Il marchio di Higuain vale mezzo scudetto: adesso la fuga è vera

La Repubblica (E.Gamba) – La Juve è Higuain che segna e gli altri dieci che pensano a non farsi scalfire. La Juve è quella squadra che lascia agli altri il campo, l’iniziativa, un sacco di statistiche inutili (tipo 8 corner e un possesso palla rasente il 60%) e soprattutto tante illusioni, perché nell’apparente dominio non c’è uno che sappia scovare un’azione veramente pericolosa della Roma, non una breccia ma nemmeno un graffio a quel muro magari antiestetico, ma cosa volete che importi degli inestetismi del calcio all’italiana a chi sta per vincere il 6° scudetto consecutivo e che è già campione d’inverno con 22 giorni di anticipo. La Roma è quella squadra che avrebbe voluto ma non ha potuto, che ha girato attorno alla questione senza mai prenderla di petto, rimasta vittima della propria circospezione o, banalmente, dell’incapacità di mettersi al livello di un avversario che al suo livello non è. La Roma non ha Higuain, cioè uno che sappia svellere con prepotenza la palla dai piedi di un mammasantissima come De Rossi, disorientare uno attento come Manolas con una finita improvvisa né esplodere a fil di palo un tonitruante sinistro con quella mezza frazione di secondo d’anticipo che solamente asseconda l’istinto mentre gli altri ancora cercano di capire. Il Pipita tutto questo l’ha fatto, al 14′. È stato l’ennesimo gol fuori dagli schemi ma comunque dentro un copione, perché c’è un nesso di causalità tra un investimento da 90 milioni e un atto del genere. Roma Rometta? Può anche essere. Sono serate in cui i confini tra meriti e demeriti sono labili, ma Spalletti ha la colpa di aver scelto, nell’attesa di Salah, il tenerissimo e tenerone Gerson e di aver affrontato la gara con troppa circospezione, lasciando alla Juve la boria.

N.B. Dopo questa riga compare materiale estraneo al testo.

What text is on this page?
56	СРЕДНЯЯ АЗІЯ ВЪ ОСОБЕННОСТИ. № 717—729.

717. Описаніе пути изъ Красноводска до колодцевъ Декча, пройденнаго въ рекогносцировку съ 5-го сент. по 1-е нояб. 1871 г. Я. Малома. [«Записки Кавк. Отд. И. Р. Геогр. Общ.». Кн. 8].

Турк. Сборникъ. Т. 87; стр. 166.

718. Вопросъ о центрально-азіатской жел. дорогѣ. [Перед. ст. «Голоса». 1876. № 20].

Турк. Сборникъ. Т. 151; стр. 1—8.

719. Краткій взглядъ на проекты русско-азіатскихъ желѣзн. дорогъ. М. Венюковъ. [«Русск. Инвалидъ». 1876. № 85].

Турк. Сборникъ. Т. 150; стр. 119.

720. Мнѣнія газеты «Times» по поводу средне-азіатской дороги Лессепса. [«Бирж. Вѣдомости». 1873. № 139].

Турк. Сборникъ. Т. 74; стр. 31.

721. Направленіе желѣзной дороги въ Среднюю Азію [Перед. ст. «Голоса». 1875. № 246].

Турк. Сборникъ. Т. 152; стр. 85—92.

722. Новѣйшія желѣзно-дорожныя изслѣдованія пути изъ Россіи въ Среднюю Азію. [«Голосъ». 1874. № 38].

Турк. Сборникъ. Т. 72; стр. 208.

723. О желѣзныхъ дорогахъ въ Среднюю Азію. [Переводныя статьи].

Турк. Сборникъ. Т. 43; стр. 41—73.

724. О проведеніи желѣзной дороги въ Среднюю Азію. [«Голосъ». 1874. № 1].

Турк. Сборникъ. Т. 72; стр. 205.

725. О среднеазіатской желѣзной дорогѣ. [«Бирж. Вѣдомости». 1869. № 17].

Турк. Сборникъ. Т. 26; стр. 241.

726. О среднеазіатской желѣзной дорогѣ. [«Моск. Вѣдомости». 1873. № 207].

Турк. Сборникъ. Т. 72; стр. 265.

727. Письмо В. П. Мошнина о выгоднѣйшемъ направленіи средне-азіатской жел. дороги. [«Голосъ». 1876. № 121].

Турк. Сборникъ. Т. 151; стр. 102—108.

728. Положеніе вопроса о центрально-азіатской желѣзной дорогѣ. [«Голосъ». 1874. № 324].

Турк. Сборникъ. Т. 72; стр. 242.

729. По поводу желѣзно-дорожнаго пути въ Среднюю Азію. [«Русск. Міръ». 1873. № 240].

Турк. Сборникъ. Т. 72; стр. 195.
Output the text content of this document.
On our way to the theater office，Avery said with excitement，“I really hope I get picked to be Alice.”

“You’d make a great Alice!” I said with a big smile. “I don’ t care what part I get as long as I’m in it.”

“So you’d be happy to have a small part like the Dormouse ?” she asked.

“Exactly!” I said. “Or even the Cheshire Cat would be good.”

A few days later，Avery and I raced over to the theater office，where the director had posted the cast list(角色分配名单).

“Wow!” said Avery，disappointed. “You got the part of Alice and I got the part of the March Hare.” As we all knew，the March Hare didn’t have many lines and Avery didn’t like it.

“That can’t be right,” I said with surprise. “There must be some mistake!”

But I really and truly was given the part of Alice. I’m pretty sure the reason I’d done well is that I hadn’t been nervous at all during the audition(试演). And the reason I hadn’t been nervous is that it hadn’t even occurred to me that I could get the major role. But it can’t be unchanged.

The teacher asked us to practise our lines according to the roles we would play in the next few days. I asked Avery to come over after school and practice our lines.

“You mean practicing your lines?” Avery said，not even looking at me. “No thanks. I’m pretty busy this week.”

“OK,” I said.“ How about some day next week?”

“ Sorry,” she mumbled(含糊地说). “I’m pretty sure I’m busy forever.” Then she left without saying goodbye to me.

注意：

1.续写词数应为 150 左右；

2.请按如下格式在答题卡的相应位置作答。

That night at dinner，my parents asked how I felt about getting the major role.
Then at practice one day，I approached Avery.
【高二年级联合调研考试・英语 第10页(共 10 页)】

Bisognava essere un poco arroganti per tenere in piedi per il campionato, invece i giallorossi si sono tolti la timidezza di dosso solamente dopo il primo quarto d’ora, dominato dalla Juve e sublimato con l’1-0, però trovando un po’ di slancio non prima della seconda metà della ripresa, quando i bianconeri hanno dovuto rintanarsi verso Buffon. Ma se uno leggesse i dati di cronaca e basta, saprebbe giusto di due notevoli parate di Szczesny sull’incredibile Sturaro e poi di qualche mischietta davanti a Buffon e di un tiretto di Perotti al 32′ st, robina romanista sempre al diminutivo, con le unghie rinserrate, tra l’ impotenza evidente e una frustrazione strisciante. Come la Juve a Higuain, la Roma ha somigliato a Dzeko: bellina, freddina. Diminutivi, Saltando dalle colpe ai meriti, però, ne ha una moltitudine Allegri, che ha cambiato tre volte il modulo (dal 4-3-1-2 al 3-5-2 passando per il 4-3-3) adattandone uno a ogni momento della partita e dosando il talento dei fuoriclasse con l’energia dei gregari, perché Rugani, Sturaro e Mandzukic hanno giocato con un vigore impressionante, come se il muro se lo sentissero sulla spalle loro. La Juve, che venerdì a Doha contenderà la Supercoppa al Milan, ha fatto 100 punti nel 2016. Ha vinto la 25ª partita consecutiva allo Stadium, eguagliando il record stabilito tra il 2013 e il 2014, la Roma vi ha perso per la settima volte su sette: la storia recente viaggia su un binario e non scarta di un millimetro.